A quoi ressemblera la santé dans 30 ans?

Elle sera complètement différente, surement personnalisée, avec un rôle majeur joué par l’utilisation de données. Grâce aux mesures biométriques, les patients seront les premiers acteurs de leur santé. En parallèle, la technologie permettra d’augmenter les capacités humaines. Au niveau de la Suisse romande, la Health Valley devrait s’agrandir au-delà des biotechnologies et de la pharmacologie. La santé ce n’est plus seulement une pilule qu’on ingère mais passe aussi par la prévention et la stimulation psychologique. Des acteurs comme Nestlé Health Science qui se focalise sur la nutrition, ou encore l’industrie des jeux vidéo dans la stimulation de l’activité cérébrale peuvent avoir une portée supplémentaire à la santé.

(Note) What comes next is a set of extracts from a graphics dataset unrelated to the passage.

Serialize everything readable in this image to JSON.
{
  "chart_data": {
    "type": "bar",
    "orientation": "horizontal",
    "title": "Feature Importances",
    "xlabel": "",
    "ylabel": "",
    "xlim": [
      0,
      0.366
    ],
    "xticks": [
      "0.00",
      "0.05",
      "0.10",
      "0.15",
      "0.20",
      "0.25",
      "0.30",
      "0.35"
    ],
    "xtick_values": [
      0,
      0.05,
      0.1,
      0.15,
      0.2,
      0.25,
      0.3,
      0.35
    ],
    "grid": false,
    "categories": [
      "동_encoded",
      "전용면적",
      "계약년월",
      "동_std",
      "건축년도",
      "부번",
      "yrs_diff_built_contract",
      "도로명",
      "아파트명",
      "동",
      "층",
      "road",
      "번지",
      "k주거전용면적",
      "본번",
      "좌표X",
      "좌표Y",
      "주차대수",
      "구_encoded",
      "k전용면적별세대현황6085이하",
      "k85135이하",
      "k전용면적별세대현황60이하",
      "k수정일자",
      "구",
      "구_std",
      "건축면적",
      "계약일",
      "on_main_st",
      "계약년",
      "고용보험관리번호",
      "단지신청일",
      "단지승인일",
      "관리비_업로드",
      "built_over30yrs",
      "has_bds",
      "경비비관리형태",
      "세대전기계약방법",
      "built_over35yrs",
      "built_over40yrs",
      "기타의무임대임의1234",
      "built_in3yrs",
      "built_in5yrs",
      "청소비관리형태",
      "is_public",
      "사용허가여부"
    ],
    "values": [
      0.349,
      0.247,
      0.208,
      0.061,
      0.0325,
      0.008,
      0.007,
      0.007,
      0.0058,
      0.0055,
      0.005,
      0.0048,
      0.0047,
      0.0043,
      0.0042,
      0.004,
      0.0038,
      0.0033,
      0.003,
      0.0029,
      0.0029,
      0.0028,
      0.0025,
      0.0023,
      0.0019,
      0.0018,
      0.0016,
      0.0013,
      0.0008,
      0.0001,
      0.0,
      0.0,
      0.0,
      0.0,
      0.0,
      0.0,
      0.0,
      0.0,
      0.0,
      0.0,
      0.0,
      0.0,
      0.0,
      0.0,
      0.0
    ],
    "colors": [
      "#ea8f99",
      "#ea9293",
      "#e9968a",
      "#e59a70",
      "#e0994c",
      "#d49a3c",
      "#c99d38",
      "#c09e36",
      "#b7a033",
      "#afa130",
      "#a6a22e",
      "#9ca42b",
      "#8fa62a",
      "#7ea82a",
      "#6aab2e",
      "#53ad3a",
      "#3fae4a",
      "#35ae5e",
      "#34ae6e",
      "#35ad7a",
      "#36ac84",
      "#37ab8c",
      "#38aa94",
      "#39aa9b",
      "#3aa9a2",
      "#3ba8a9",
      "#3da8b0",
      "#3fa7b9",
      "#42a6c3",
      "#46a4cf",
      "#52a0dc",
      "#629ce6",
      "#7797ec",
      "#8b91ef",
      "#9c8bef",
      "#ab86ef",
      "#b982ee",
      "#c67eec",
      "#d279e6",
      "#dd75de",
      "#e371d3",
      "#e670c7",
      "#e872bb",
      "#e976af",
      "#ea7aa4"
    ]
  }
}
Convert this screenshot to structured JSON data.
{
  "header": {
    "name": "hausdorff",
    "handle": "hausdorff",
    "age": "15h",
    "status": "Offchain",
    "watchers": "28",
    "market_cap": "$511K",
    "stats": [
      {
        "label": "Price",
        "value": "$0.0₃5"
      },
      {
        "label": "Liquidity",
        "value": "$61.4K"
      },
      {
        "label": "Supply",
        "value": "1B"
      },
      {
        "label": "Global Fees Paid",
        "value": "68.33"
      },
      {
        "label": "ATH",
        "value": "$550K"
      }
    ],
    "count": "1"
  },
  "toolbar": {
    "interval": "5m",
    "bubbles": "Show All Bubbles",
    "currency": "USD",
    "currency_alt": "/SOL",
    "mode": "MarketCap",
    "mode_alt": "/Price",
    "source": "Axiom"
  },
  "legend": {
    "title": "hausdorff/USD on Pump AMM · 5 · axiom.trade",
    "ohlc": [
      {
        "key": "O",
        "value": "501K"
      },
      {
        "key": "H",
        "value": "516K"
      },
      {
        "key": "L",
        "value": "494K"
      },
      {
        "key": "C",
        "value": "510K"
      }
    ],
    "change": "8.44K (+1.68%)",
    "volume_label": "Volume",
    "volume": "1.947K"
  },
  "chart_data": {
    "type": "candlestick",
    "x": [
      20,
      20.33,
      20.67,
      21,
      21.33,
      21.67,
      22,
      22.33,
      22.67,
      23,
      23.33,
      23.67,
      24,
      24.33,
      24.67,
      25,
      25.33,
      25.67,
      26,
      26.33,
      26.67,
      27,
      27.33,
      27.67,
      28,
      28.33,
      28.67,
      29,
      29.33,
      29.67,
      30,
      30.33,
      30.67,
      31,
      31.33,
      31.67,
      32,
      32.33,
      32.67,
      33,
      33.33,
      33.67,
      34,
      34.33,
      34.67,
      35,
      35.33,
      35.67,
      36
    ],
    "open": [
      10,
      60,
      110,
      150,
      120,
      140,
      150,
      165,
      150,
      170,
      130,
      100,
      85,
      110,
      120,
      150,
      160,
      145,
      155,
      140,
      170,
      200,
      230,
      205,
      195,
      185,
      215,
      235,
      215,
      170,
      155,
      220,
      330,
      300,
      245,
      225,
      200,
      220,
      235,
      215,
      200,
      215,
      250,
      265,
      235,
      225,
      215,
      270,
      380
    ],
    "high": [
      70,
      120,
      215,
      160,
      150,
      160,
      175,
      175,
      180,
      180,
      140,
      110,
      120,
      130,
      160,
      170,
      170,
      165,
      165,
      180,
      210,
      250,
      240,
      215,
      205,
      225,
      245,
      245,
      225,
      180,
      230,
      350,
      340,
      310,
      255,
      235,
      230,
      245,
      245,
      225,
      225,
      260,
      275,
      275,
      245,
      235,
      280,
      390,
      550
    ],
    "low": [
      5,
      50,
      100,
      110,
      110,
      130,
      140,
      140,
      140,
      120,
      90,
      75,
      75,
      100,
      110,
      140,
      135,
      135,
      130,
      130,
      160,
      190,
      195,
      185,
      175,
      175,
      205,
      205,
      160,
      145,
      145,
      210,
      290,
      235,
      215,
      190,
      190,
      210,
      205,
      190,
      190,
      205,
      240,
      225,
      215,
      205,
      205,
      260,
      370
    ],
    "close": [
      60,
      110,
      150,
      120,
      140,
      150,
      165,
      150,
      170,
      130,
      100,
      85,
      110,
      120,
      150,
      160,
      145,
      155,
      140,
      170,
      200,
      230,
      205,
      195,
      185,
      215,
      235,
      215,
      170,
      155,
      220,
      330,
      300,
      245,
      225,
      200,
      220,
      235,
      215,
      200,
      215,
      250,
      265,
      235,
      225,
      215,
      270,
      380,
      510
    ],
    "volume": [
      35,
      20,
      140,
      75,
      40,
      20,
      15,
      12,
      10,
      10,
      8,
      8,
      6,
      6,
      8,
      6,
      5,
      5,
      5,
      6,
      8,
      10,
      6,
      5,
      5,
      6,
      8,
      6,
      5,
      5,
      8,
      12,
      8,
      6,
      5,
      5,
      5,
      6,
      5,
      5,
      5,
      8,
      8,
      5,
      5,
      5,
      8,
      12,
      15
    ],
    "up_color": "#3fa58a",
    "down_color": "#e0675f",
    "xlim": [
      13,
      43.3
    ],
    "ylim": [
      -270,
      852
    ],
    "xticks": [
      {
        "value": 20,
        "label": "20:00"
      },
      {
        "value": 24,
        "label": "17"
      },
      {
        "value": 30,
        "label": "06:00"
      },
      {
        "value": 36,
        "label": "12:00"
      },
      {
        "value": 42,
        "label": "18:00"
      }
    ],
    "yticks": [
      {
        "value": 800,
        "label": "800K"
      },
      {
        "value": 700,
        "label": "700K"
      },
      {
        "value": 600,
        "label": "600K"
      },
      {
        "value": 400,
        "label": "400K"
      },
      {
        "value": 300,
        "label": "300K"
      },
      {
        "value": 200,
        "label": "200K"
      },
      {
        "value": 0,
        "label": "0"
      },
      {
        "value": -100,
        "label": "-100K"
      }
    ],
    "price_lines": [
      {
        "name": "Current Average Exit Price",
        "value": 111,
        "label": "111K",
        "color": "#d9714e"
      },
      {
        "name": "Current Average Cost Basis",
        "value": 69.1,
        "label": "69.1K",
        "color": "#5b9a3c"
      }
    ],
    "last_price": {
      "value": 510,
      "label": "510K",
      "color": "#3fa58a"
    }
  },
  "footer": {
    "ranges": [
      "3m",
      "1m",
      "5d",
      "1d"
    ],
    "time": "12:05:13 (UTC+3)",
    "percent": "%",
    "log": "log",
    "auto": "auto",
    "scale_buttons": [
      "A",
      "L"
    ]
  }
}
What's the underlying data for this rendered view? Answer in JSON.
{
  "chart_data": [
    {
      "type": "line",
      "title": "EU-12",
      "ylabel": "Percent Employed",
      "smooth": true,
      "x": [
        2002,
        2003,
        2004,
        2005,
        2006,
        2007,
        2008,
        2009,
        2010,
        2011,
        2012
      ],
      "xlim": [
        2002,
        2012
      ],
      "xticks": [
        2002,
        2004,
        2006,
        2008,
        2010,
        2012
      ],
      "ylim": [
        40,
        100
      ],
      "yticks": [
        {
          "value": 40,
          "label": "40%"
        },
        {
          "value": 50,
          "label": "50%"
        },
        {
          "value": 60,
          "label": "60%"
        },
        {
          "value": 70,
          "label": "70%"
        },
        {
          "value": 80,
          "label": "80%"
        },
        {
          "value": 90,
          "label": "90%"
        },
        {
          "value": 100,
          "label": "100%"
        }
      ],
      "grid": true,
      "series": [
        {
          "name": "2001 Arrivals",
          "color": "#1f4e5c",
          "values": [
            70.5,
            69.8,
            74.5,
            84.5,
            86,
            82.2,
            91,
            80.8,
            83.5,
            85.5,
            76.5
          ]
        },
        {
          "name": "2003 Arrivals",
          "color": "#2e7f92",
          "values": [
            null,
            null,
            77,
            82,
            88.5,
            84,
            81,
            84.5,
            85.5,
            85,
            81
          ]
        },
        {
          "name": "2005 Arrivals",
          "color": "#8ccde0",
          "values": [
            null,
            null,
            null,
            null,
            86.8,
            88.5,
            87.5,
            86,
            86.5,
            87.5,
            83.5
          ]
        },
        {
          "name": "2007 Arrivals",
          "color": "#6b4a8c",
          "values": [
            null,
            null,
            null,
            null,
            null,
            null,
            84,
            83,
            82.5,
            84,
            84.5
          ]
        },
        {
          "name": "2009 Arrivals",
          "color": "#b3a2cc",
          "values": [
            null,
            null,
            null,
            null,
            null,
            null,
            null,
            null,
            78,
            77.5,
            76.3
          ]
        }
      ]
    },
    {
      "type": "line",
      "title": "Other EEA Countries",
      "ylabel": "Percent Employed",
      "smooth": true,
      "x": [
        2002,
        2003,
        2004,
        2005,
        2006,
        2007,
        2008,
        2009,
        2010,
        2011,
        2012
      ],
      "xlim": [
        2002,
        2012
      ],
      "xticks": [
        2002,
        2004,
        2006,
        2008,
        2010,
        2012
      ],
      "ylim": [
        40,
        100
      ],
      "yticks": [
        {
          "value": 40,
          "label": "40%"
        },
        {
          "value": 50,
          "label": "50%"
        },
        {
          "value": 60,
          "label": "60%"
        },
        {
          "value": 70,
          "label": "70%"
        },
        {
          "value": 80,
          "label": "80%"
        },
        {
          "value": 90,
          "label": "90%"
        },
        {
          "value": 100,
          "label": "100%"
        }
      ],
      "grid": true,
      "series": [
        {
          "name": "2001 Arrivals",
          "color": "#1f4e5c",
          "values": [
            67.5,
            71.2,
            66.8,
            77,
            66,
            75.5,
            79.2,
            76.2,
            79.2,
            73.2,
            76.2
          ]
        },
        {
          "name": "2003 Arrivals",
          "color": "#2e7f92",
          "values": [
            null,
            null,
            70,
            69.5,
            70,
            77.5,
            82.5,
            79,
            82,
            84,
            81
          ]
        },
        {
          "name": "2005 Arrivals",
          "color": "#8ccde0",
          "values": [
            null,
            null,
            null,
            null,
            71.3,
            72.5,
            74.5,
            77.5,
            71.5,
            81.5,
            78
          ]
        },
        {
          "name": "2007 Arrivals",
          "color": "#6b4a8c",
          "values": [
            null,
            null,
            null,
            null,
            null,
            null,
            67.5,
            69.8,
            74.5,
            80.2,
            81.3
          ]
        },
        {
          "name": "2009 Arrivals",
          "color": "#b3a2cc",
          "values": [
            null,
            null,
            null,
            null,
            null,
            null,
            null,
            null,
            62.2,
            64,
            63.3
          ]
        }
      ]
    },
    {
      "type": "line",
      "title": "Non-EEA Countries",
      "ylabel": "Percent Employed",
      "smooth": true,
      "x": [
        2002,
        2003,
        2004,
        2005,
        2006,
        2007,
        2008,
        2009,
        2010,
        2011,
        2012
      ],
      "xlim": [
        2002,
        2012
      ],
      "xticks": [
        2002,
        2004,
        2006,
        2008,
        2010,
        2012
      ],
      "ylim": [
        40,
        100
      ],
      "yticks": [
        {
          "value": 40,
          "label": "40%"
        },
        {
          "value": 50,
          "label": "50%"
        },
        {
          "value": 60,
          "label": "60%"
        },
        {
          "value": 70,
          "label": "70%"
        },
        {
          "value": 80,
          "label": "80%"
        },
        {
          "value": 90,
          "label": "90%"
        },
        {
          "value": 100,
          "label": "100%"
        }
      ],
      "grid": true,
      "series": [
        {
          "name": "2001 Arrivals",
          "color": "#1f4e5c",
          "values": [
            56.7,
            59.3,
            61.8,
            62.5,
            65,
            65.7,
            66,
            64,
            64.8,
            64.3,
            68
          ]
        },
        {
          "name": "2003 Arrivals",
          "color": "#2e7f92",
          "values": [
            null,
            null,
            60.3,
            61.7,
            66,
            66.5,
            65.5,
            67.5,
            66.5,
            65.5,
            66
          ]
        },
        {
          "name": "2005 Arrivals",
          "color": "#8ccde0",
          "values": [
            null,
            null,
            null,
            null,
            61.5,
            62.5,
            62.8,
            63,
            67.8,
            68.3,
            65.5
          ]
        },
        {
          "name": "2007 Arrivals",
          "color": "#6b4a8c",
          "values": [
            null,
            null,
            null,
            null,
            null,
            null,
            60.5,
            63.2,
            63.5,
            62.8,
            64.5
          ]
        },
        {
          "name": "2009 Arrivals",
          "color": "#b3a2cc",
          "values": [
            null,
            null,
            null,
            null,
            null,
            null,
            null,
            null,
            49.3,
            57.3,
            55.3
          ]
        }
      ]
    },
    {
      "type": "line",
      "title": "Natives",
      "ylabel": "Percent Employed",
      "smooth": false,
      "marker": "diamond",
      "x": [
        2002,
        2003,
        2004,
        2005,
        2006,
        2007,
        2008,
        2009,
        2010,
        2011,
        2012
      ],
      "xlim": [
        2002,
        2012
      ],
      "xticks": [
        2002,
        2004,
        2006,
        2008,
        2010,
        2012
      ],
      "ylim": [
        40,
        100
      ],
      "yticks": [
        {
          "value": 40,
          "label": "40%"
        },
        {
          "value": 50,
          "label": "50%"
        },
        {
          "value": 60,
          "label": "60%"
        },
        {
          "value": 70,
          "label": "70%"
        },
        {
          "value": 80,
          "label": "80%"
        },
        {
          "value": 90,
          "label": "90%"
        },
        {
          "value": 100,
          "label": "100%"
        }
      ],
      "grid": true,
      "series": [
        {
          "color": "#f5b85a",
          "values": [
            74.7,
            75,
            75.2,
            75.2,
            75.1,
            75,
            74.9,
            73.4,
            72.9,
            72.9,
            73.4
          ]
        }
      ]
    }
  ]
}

A mon sens, le grand challenge du XIXème siècle sera de nourrir la technologie et le vieillissement, autant physiquement qu’intellectuellement. Nous travaillerons peut-être moins grâce aux robots, mais nous devrons alors entretenir notre cerveau. Le prochain siècle sera celui des humanités et des sciences sociales et l’Europe à un rôle à jouer de par son riche héritage historique et culturel.